È un amore da desiderare, quindi Da volere, da cercare. Forse un amore senza favola, da costruire.

“Io vorrei questo Sole

dentro una stanza,

dentro le ossa,

in una casa,

in tutta una vita”.

È sicuramente questo il senso generale di queste caramelle. Stare nel taschino a rischio di squagliarsi al sole e lasciare macchie. Perché la vita arrischia sempre ma sempre vale la pena di esperire.

“Si vive di piccoli scarti di felicità,

sui piatti del lavandino,

quando fuori piove

e racchiudi il senso di ogni cosa

dentro una goccia sulla finestra

o quando hai paura di dormire sola

e torneresti bambina

a cullarti tra le braccia anche di tua madre”.

A volte il verso si fa più prosastico e perde la canzone, perché la vita ha spigoli e forme cave, e per il poeta questo è un viaggio sempre curioso, fatto di osservazione timida e di qualche rimpianto: “Oh Santa Inquisizione / non avere peccato di più / non avere sfidato di più / col gruppo in gola / di parole d’amore celate”.

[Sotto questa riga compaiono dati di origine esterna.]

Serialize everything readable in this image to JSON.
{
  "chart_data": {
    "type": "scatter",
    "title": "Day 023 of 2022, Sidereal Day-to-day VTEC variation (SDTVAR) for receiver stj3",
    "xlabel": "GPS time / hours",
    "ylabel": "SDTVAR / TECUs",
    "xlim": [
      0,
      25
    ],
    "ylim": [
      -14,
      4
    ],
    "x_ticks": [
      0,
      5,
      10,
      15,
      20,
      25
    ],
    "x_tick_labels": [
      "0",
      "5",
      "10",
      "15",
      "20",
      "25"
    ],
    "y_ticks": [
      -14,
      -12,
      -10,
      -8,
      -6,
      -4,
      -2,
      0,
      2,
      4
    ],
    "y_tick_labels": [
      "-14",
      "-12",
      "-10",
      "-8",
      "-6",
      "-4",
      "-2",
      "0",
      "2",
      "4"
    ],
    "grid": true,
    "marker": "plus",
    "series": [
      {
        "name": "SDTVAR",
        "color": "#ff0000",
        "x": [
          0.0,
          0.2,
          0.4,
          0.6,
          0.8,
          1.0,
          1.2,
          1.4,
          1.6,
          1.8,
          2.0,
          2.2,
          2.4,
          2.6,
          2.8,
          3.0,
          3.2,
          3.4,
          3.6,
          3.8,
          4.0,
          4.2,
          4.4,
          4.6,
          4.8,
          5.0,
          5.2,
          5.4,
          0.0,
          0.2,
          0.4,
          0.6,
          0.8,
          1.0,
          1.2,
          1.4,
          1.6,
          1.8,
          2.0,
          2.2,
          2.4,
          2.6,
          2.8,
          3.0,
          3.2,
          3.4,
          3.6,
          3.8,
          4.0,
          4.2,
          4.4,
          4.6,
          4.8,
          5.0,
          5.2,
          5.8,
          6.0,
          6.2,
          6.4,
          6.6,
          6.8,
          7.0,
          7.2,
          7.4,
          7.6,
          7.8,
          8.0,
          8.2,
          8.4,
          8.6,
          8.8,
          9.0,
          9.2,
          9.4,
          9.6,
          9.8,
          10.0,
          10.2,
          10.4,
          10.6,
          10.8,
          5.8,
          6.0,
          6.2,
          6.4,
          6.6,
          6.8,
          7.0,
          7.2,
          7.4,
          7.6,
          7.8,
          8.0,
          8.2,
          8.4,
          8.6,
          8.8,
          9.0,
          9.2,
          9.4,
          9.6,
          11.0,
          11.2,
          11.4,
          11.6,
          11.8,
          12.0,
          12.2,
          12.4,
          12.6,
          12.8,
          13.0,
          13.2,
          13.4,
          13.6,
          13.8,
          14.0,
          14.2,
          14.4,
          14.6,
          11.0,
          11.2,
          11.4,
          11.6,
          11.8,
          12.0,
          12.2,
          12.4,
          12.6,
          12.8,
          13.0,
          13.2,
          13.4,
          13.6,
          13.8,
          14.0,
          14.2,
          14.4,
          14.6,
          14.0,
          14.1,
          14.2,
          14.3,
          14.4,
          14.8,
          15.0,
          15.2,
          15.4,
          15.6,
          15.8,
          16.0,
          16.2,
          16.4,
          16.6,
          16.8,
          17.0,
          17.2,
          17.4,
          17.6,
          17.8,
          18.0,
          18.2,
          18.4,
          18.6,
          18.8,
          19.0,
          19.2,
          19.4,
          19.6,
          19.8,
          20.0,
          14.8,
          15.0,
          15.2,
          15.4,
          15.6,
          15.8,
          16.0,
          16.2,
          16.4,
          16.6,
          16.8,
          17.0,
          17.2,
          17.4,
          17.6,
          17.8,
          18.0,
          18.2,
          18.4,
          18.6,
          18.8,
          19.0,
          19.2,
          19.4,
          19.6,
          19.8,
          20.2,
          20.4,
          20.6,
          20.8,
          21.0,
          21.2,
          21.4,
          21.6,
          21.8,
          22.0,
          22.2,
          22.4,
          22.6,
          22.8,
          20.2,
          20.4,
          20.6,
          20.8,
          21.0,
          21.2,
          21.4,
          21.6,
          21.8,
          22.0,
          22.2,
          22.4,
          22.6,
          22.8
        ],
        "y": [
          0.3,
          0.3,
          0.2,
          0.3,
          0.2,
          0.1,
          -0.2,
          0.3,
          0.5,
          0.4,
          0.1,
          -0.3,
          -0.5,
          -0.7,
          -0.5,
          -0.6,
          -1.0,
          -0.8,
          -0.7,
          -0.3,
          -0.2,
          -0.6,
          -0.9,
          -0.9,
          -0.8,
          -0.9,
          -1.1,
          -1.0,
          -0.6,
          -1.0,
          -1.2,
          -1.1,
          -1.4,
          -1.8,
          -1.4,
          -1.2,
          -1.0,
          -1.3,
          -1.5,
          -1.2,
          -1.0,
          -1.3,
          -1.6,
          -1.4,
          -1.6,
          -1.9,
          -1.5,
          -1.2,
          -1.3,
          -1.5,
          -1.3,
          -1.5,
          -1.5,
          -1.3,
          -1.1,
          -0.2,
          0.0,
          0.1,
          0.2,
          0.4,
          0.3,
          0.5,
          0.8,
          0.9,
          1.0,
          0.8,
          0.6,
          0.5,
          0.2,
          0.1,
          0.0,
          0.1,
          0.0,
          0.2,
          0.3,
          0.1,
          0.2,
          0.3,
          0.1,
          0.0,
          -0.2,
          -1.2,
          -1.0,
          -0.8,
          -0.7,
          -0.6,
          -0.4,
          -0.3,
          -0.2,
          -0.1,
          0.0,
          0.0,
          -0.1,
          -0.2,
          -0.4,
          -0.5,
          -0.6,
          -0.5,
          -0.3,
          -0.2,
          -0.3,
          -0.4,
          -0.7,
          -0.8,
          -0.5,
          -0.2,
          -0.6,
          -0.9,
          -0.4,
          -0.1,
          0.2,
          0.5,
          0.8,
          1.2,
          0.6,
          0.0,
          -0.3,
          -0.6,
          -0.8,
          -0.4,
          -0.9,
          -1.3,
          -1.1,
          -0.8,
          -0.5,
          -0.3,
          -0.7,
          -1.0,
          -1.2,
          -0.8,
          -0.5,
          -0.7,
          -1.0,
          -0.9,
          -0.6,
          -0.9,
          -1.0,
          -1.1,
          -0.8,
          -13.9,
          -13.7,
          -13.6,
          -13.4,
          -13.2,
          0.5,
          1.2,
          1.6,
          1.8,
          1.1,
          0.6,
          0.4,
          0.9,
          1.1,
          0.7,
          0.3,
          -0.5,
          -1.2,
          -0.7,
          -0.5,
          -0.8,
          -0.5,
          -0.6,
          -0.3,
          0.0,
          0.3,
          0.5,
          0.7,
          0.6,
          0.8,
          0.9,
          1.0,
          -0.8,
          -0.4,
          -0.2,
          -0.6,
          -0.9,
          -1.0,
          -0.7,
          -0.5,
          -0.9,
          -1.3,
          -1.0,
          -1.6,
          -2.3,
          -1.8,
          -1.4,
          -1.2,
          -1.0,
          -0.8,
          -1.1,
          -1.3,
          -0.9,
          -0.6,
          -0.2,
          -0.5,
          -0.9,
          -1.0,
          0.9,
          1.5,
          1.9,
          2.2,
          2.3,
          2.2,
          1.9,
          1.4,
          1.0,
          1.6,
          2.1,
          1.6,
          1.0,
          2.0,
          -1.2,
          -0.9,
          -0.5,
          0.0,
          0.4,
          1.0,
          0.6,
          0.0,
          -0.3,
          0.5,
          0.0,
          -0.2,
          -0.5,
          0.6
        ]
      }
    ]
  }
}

Vorremmo consigliarlo questo libretto, primo perché di poesia c’è bisogno, come di aria e di terra, e poi perché questi versi giovani traducono tutto il possibile travaglio di una vita ancora breve che ha da esprimere forza e fragilità. Abbiamo bisogno di poesia, di poeti che si aprono alle nostre fragilità con confidente pazienza e che trovano ferite e speranze da assecondare. Perché abbiamo bisogno di condivisione in un tempo che fa finta di condividere ogni cosa e di fatto nulla condivide.